Sembra scritto oggi ma è Arthur Shopenhauer (da “Parerga e paralipomena”): ha qualche
annetto ma vi sembra datato?
Satisfiction propone recensioni “soddisfatti o rimborsati”: se i consigli che leggete vi spingono alla lettura siamo pronti a ripagarvi del prezzo di copertina.
Questa la sfida di Satisfiction alla critica prezzolata e istituzionalizzata sospesa e impotente tra la polvere accademica e l’emulazione d’origine dorrichea.

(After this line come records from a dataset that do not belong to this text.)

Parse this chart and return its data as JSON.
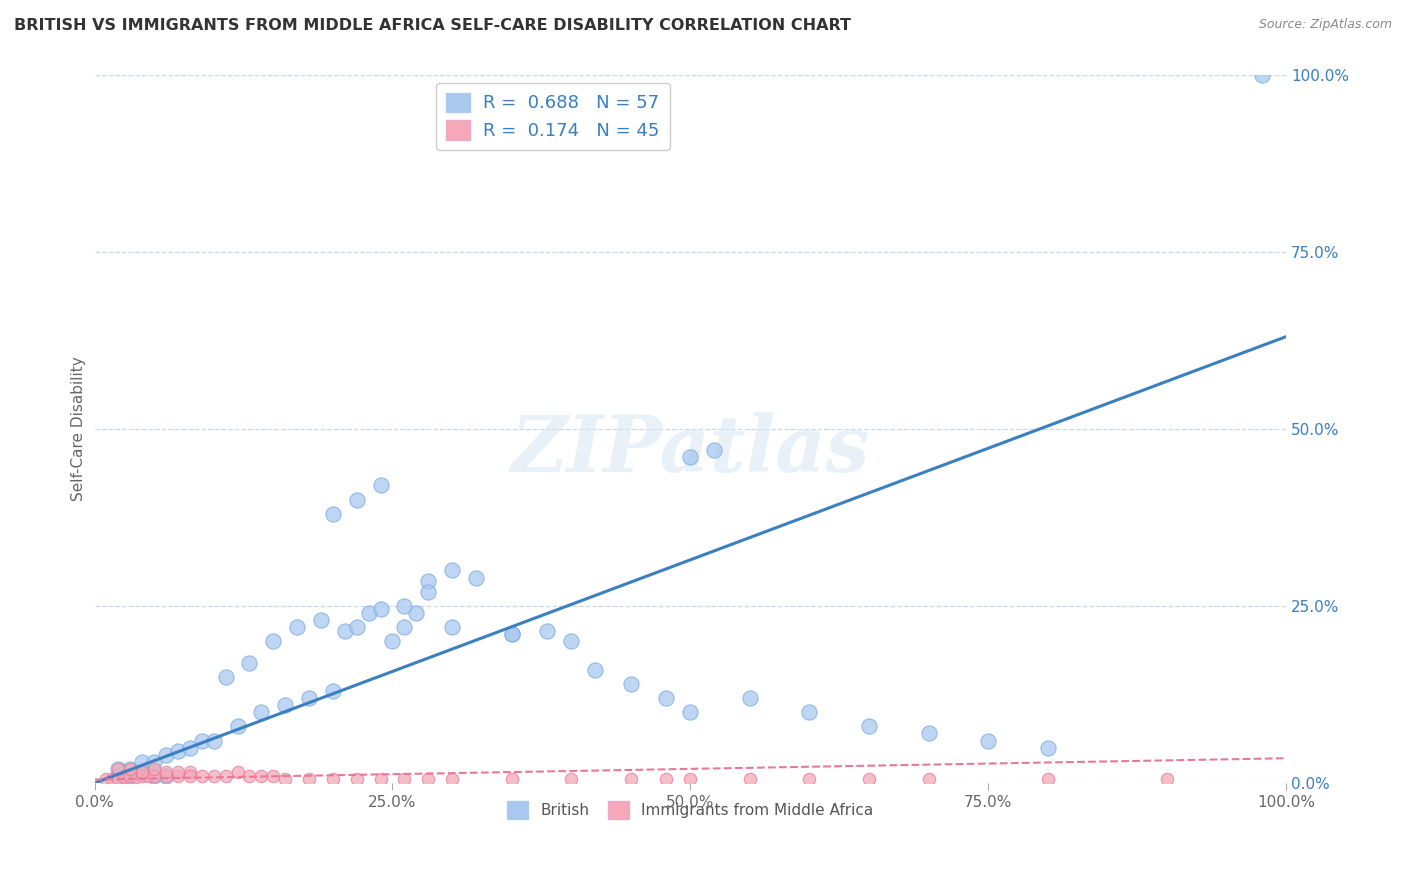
{
  "title": "BRITISH VS IMMIGRANTS FROM MIDDLE AFRICA SELF-CARE DISABILITY CORRELATION CHART",
  "source": "Source: ZipAtlas.com",
  "ylabel": "Self-Care Disability",
  "watermark": "ZIPatlas",
  "r_british": 0.688,
  "n_british": 57,
  "r_immigrants": 0.174,
  "n_immigrants": 45,
  "xlim": [
    0.0,
    1.0
  ],
  "ylim": [
    0.0,
    1.0
  ],
  "xtick_labels": [
    "0.0%",
    "25.0%",
    "50.0%",
    "75.0%",
    "100.0%"
  ],
  "xtick_vals": [
    0.0,
    0.25,
    0.5,
    0.75,
    1.0
  ],
  "ytick_vals": [
    0.0,
    0.25,
    0.5,
    0.75,
    1.0
  ],
  "ytick_labels_right": [
    "0.0%",
    "25.0%",
    "50.0%",
    "75.0%",
    "100.0%"
  ],
  "british_color": "#a8c8f0",
  "british_edge_color": "#7aabdf",
  "immigrants_color": "#f4a8b8",
  "immigrants_edge_color": "#e87898",
  "british_line_color": "#3a7fc1",
  "immigrants_line_color": "#e87898",
  "grid_color": "#c8d8e8",
  "background_color": "#ffffff",
  "title_color": "#333333",
  "legend_r_color": "#3a7fc1",
  "british_scatter_x": [
    0.98,
    0.02,
    0.03,
    0.04,
    0.05,
    0.06,
    0.02,
    0.03,
    0.04,
    0.05,
    0.06,
    0.07,
    0.08,
    0.09,
    0.1,
    0.12,
    0.14,
    0.16,
    0.18,
    0.2,
    0.11,
    0.13,
    0.15,
    0.17,
    0.19,
    0.21,
    0.22,
    0.23,
    0.24,
    0.25,
    0.26,
    0.27,
    0.28,
    0.3,
    0.32,
    0.35,
    0.38,
    0.4,
    0.42,
    0.45,
    0.48,
    0.5,
    0.55,
    0.6,
    0.65,
    0.7,
    0.75,
    0.8,
    0.5,
    0.52,
    0.2,
    0.22,
    0.24,
    0.26,
    0.28,
    0.3,
    0.35
  ],
  "british_scatter_y": [
    1.0,
    0.01,
    0.01,
    0.015,
    0.01,
    0.01,
    0.02,
    0.02,
    0.03,
    0.03,
    0.04,
    0.045,
    0.05,
    0.06,
    0.06,
    0.08,
    0.1,
    0.11,
    0.12,
    0.13,
    0.15,
    0.17,
    0.2,
    0.22,
    0.23,
    0.215,
    0.22,
    0.24,
    0.245,
    0.2,
    0.22,
    0.24,
    0.285,
    0.3,
    0.29,
    0.21,
    0.215,
    0.2,
    0.16,
    0.14,
    0.12,
    0.1,
    0.12,
    0.1,
    0.08,
    0.07,
    0.06,
    0.05,
    0.46,
    0.47,
    0.38,
    0.4,
    0.42,
    0.25,
    0.27,
    0.22,
    0.21
  ],
  "immigrants_scatter_x": [
    0.01,
    0.015,
    0.02,
    0.025,
    0.03,
    0.035,
    0.04,
    0.045,
    0.05,
    0.06,
    0.07,
    0.08,
    0.09,
    0.1,
    0.11,
    0.12,
    0.13,
    0.14,
    0.15,
    0.02,
    0.03,
    0.04,
    0.05,
    0.06,
    0.07,
    0.08,
    0.16,
    0.18,
    0.2,
    0.22,
    0.24,
    0.26,
    0.28,
    0.3,
    0.35,
    0.4,
    0.45,
    0.5,
    0.55,
    0.6,
    0.65,
    0.7,
    0.8,
    0.9,
    0.48
  ],
  "immigrants_scatter_y": [
    0.005,
    0.005,
    0.005,
    0.008,
    0.01,
    0.008,
    0.01,
    0.01,
    0.01,
    0.01,
    0.01,
    0.015,
    0.01,
    0.01,
    0.01,
    0.015,
    0.01,
    0.01,
    0.01,
    0.02,
    0.02,
    0.015,
    0.02,
    0.015,
    0.015,
    0.01,
    0.005,
    0.005,
    0.005,
    0.005,
    0.005,
    0.005,
    0.005,
    0.005,
    0.005,
    0.005,
    0.005,
    0.005,
    0.005,
    0.005,
    0.005,
    0.005,
    0.005,
    0.005,
    0.005
  ],
  "british_line_x": [
    0.0,
    1.0
  ],
  "british_line_y": [
    0.0,
    0.63
  ],
  "immigrants_line_x": [
    0.0,
    1.0
  ],
  "immigrants_line_y": [
    0.005,
    0.035
  ]
}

Come scrive Balzac, in un passaggio di “Papa Goriot”, “la critica vecchia parassita dei festini letterari è scesa dal salone per andarsi a sedere in cucina, dove fa impazzire le salse prima che siano ancora pronte”. Accanto alle recensioni “soddisfatti o rimborsati”, firmate da critici e scrittori (da urlo più che di grido), come ogni numero Satisfiction propone inediti e anticipazioni.
Nel caso di Gadda le sue straordinarie lettere ci accompagneranno per i prossimi tre numeri: con sorprese di scrittura e vertigini narrative che non mancheranno di appassionare. Nel concludere i miei ringraziamenti ai tantissimi amici che partecipano, con passione e gratuitamente, al progetto Satisfiction. Giornalisti, critici, scrittori, grafici che contribuiscono, come vogliamo ribadire in ogni editoriale, a rendere Satisfiction una rivista gratuita ma, speriamo, per niente scontata.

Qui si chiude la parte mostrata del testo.